In the context of business organizations, co-optation refers to the process of adding members to a group, project or committee, often with the intention of overcoming that person's resistance to the group's policies. Co-opted members are given very little power since their function is to endorse the company's programs and convince other people to accept the policy. Change management experts see it as a form of manipulation.
There is no difference between the words "co-option" and "co-optation." They mean exactly the same thing.
The term "co-optation" was devised in 1949 by the noted academic Philip Selznick. He used the phrase to describe a political process whereby outsiders were co-opted into the organization or committee as an act of self-defense because those outsiders either had specialized knowledge that could be used against the organization or because they were opposing the organization in some way. Co-optation in government, for example, might involve bringing opposing party supporters into your own political party.
The co-optation itself could be formal or informal, but it rarely involves giving any real power to the co-opted individual. Most of the time, the co-opted person is permitted to share participation but not share in the decision making. The committee may keep the new member on a tight leash by tightly controlling the flow of information.
Absorbing (co-opting) these new elements into the leadership structure helps to avert the threat of opposition without diluting the committee's original policies in any way. Thus, it can make the committee more stable. Co-optation usually happens when an organization lacks legitimacy or is out of step with its environment in some way.
In 1979, change management experts John Kotter and Leonard Schlesinger brought the concept of co-optation into the business arena. Writing in the Harvard Business Review, they described co-optation as a "form of manipulation" for dealing with people who were resistant to change in an organization.
The theory says that when communication, negotiation and training do not work to bring a reluctant employee on one side, the business can co-opt him by giving him a leadership role in the change program. This new role and status will serve to overcome any objections the employee has to the change initiative and thus remove one of the roadblocks standing in the way of the change program.
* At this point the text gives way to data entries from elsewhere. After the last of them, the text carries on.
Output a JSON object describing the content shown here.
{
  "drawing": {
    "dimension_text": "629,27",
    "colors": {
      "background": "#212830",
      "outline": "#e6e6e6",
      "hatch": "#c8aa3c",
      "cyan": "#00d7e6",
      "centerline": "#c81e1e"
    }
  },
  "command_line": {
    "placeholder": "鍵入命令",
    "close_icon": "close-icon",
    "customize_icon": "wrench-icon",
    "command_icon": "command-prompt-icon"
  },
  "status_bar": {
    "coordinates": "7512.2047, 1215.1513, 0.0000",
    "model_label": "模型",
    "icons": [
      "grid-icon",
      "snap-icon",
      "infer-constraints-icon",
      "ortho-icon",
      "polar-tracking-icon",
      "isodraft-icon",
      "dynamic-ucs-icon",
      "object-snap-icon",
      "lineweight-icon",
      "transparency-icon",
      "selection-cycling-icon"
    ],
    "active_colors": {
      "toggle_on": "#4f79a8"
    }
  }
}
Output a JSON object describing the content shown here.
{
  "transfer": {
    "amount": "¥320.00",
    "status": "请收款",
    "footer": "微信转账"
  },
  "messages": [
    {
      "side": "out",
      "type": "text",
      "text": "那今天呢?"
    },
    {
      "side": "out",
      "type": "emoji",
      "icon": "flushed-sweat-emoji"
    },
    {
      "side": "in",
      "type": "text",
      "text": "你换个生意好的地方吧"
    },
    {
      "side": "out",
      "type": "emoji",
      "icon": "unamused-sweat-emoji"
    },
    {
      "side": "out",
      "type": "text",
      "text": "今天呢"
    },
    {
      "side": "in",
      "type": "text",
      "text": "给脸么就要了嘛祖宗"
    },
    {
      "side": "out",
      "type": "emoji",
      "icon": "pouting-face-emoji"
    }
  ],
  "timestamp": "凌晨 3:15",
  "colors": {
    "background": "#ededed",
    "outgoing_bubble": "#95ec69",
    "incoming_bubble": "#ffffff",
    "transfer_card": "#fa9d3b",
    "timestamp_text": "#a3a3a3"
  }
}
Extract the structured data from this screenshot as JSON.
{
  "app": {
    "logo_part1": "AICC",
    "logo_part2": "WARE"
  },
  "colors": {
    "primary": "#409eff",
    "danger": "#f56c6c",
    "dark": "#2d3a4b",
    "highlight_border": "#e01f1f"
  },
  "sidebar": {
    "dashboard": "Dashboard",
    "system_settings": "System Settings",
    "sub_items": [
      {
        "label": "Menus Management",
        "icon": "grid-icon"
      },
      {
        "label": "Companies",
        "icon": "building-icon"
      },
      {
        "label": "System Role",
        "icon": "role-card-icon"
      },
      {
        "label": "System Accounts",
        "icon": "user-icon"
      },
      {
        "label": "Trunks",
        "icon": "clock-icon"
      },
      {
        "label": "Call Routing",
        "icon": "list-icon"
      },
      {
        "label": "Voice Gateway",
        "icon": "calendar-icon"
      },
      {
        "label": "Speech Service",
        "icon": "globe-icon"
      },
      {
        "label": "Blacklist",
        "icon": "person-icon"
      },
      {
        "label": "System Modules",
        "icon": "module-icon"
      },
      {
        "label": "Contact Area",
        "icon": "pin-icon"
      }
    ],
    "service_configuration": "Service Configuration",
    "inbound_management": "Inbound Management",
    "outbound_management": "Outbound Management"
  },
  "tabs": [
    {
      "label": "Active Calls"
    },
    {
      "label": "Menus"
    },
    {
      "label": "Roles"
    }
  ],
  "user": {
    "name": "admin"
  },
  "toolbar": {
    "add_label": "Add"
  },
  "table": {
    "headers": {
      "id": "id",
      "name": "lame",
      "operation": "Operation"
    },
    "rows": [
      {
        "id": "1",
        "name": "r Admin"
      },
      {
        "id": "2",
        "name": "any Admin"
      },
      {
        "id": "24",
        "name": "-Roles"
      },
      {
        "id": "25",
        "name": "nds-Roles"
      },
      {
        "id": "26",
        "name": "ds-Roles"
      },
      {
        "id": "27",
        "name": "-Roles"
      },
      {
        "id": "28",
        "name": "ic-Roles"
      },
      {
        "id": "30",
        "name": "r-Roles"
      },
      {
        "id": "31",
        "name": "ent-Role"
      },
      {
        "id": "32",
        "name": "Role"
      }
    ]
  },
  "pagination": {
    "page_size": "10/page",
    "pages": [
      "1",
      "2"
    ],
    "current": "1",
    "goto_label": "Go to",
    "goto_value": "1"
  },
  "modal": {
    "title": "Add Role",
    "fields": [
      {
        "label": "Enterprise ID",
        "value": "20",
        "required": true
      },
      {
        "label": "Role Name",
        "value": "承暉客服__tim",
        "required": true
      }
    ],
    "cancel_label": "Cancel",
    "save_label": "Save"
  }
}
Businesses use co-optation as a form of expediency when all other change management techniques have failed. It is almost the technique of last resort, used in preference to coercion when it is essential that the business drives the change through.
Generally, a business will only co-opt employees to a program when the program itself is much more important than the interests of the employees. That's because the role given to the employee is a symbolic one.
Usually, the employee is not given any genuine power or participation. The business has not co-opted her for her specialized skill set and does not want her advice. Her role is simply to endorse the program and convince other resisters to accept the change.
Sooner or later, the co-opted employee may discover that she is in a position without authority, and she may feel used. This is especially true when the change program involves undesirable consequences such as job losses, dismissals, job relocations and the like.